Initially religious minorities were accused of violating the law, but later Muslims were also implicated. The elderly, physically and mentally disabled, women and children were accused and convicted. Very few convictions were upheld, due to a lack of evidence. But in a large number of cases the accused were murdered before arrest or during trial. Some were murdered while in prison and no inquiry has ever been held over these deaths in custody.

Sanction for jihad

The fear of being accused of blasphemy rose, especially among the non-Muslim population of Pakistan. Voices were raised to repeal or at least amend the law. Human rights groups documented incidents of alleged blasphemy and were able to demonstrate that a disproportionately large number of accusations were made by Muslim clergy and that a huge number of them were false. The accused were almost always helpless in the face of intimidation and a frightened or biased judiciary.

The right wing, meanwhile, took up the cause of retaining the law. Successive governments kept both sides hopeful. They promised both to end misuse of the law and to leave it be, as it portrayed true tenets of the faith. This indecision emboldened Islamists, who openly vowed to kill anyone who dared to criticise the law.

Tragically, in January 2011, the governor of Punjab was murdered in broad daylight in Islamabad. He had visited a young Christian woman jailed for blasphemy, and had called for a change in the law. In March, the minister for minority affairs, a young and courageous Christian activist, was gunned down in Islamabad.
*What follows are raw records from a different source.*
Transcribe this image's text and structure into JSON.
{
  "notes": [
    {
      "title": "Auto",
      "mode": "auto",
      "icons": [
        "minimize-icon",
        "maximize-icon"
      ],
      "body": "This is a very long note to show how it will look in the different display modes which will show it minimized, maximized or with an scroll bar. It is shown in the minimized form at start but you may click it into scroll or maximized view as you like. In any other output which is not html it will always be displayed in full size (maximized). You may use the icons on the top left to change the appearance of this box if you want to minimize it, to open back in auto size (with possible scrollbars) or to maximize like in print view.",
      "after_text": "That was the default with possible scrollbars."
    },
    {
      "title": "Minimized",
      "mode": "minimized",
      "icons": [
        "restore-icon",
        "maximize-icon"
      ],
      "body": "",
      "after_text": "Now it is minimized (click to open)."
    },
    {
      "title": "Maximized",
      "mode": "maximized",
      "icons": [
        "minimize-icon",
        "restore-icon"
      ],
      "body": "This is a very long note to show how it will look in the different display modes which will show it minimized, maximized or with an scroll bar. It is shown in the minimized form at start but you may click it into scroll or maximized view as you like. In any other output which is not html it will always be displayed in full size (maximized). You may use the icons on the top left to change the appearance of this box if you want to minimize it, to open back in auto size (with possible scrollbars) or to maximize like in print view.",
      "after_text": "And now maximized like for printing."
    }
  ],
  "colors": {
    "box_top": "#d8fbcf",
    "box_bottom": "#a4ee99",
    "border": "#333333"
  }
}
Several others are on the hit list of the militants.

It appears that the worst is yet to come as political instability increases. Past experience has shown that the Islamists gain space when civilian authority weakens. The proliferation of arms and official sanction for jihad have made militant groups a frightening challenge for the government. Pakistan’s future remains uncertain and its will to fight against rising religious intolerance is waning.